Louis Ladaigue est associé chez astella avocats, aux côtés de son mentor Charlotte Bertrand, qu’il a rencontrée chez Fromont Briens. Portrait d’un des benjamins de notre dossier La Relève 2026, déjà incontournable dans le monde du droit des rémunérations et de la protection sociale.

C’est au café Marly, face au Musée du Louvre, que Louis Ladaigue donne rendez-vous à Décideurs. Le jeune avocat, qui suit des cours d’histoire de l’art au Louvre toutes les semaines, est un habitué des lieux. Celui qui « craint de dire des banalités » à son sujet se prête toutefois volontiers à l’exercice, et déroule le fil d’un parcours déjà impressionnant à seulement 31 ans.

De l’histoire antique au droit de la rémunération

Louis Ladaigue décroche son bac à 15 ans. Déjà féru d’histoire antique, il se rêve paléontologue ou journaliste d’investigation. Il choisit finalement la fameuse « voie qui mène à tout » : le droit. Le jeune homme passe ses années de licence à Nice, « sans grand intérêt pour la matière », de son propre aveu. Son entrée en master 1 droit social à la Sorbonne à Paris change la donne : le Niçois découvre le droit des rémunérations et de la protection sociale et se passionne pour cette matière. Son master 2 en poche, il intègre Fromont Briens pour son stage de fin d’études. C’est là qu’il rencontre Charlotte Bertrand, associée du cabinet, qui devient très rapidement son mentor. Empreint de pudeur, l’avocat dit d’elle qu’elle lui a beaucoup appris, et souligne la chance qu’il a eu de croiser les bonnes personnes dès le début de sa carrière.

« Je n’ai jamais été aussi heureux professionnellement que depuis la création du cabinet » 

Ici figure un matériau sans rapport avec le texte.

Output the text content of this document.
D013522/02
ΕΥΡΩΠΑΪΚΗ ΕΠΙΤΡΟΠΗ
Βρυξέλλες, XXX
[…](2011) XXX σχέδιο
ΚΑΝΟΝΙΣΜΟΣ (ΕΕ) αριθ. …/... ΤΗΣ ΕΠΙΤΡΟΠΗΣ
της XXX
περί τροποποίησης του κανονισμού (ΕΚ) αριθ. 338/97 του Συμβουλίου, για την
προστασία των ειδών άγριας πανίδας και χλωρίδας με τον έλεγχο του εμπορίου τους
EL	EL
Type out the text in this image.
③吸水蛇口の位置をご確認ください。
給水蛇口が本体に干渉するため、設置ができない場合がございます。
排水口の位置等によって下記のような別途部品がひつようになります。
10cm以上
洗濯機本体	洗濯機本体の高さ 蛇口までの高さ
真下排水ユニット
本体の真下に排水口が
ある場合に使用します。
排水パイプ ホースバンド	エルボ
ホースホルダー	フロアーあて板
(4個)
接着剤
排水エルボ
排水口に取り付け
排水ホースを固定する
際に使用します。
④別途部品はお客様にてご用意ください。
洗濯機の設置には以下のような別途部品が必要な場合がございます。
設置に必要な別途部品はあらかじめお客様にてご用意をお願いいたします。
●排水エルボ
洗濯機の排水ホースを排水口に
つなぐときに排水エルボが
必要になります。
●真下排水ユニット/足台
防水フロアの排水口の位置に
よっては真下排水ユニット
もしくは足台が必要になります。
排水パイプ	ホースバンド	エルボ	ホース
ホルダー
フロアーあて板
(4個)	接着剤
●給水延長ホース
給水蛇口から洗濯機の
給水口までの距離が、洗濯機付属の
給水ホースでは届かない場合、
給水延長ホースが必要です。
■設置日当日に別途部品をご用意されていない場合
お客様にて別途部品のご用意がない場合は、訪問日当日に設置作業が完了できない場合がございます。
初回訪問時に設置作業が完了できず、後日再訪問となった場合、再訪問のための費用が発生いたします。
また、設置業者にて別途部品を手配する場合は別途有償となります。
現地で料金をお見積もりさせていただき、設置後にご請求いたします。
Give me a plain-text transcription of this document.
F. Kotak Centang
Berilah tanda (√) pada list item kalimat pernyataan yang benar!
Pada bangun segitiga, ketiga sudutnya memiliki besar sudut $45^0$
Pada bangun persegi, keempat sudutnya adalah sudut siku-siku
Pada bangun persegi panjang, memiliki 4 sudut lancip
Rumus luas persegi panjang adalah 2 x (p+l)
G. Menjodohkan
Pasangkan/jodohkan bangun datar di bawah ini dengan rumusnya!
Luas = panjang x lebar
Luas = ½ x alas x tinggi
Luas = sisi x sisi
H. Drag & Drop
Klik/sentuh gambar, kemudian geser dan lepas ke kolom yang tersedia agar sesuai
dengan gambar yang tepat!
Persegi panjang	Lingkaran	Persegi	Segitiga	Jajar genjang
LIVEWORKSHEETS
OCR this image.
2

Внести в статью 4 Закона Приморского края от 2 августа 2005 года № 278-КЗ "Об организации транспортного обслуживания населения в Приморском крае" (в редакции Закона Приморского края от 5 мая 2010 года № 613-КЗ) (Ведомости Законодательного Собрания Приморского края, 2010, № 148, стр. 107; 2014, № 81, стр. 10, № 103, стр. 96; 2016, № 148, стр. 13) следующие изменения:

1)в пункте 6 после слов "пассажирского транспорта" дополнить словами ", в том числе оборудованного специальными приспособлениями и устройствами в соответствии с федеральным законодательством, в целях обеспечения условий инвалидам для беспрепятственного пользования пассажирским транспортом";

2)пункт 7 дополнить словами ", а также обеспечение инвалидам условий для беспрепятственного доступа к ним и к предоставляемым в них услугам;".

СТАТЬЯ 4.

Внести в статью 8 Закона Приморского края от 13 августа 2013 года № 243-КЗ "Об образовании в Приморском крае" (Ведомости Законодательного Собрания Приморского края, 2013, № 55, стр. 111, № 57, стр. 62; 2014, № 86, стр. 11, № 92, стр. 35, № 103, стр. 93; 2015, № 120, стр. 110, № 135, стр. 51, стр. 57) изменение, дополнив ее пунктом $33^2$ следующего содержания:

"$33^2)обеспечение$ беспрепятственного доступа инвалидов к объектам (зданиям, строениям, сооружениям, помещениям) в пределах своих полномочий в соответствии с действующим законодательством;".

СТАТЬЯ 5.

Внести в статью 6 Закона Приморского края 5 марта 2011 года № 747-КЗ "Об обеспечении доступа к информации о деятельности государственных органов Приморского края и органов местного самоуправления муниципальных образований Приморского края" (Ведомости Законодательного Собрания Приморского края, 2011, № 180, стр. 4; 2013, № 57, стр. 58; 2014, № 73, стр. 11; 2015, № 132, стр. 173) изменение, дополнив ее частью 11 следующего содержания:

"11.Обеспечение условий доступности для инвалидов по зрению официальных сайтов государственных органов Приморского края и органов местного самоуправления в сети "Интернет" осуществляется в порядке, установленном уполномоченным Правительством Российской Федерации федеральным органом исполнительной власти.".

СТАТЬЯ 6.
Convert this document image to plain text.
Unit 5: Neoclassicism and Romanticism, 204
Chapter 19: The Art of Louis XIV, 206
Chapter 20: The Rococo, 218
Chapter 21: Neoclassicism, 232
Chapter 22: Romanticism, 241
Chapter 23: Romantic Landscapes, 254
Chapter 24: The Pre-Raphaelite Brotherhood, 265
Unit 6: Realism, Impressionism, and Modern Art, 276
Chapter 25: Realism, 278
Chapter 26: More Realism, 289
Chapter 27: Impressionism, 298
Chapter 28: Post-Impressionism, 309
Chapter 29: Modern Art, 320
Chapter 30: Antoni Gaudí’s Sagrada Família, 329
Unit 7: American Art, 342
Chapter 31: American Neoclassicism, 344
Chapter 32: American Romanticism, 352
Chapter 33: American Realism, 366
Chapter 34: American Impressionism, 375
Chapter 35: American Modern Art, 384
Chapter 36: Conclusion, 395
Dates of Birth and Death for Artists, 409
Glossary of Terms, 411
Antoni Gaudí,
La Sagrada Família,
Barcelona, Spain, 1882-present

Son père, un centralien qui a passé sa carrière chez EDF, et sa mère, qui a dirigé des maisons de retraite, lui transmettent « le goût du travail, la curiosité et le sens de l’observation ». Ce goût de l’effort et cette rigueur, il les met en application dès son arrivée chez Fromont Briens. Charlotte Bertrand, qui traite alors peu les sujets de rémunération et de partage de la valeur, lui laisse le champ libre. La naissance d’un duo tenace – les deux partenaires sont aujourd’hui associés au sein d’astella avocats – et le début d’un engouement jamais démenti pour la spécialité, qui mêle droit du travail, droit fiscal, bancaire et droit des assurances. Dans ce grand cabinet, Louis Ladaigue s’emploie à mobiliser toute son énergie et sa pugnacité pour traiter les dossiers que Charlotte Bertrand et d’autres associés lui confient rapidement. L’avocat reconnaît volontiers qu’une partie de sa pratique est générée par la complexité des normes en droit de la paie, qu’il se plaît à « décortiquer ». Son mantra : aller droit au but et délivrer à ses clients des conseils aussi clairs qu’aisément applicables.  

astella et au-delà

En décembre 2022, alors que Fromont Briens traverse une période de turbulences, Charlotte Bertrand et Louis Ladaigue quittent le cabinet et rejoignent Avanty. L’expérience n’est pas toutefois pas concluante et s’achève au bout d’un an et trois mois seulement.

Une épreuve qui a poussé les deux avocats à fonder leur propre boutique : astella avocats voit le jour en avril 2024. Si Louis Ladaigue s’était toujours vu associé au sein d’une grande maison, la naissance d’astella a rebattu les cartes : « Je n’ai jamais été aussi heureux professionnellement que depuis la création du cabinet », confesse l’avocat, qui accompagne une clientèle prestigieuse et gère des affaires majeures. Il évoque avec verve les dossiers de redressement Urssaf, au cours desquels il se plaît à trouver des failles dans la procédure, voire dans des textes de loi. « Une mécanique intellectuelle addictive » qui lui permet d’obtenir des nullités de redressement pour ses clients.

Louis Ladaigue est la preuve que jeunesse rime avec talent : en décembre 2022, à seulement 28 ans, il décroche avec brio le certificat de spécialisation en droit de la Sécurité sociale et de la protection sociale délivré par l’EFB. Deux ans plus tard, il passe de l’autre côté de la barrière, en tant que membre du jury. À son enthousiasme s’ajoute son envie de transmettre, aux collaboratrices de son cabinet comme à la jeune génération. Cette année, il intervient au sein du master DPSE de Paris 1, pour lequel il n’avait pas été sélectionné. Une belle revanche.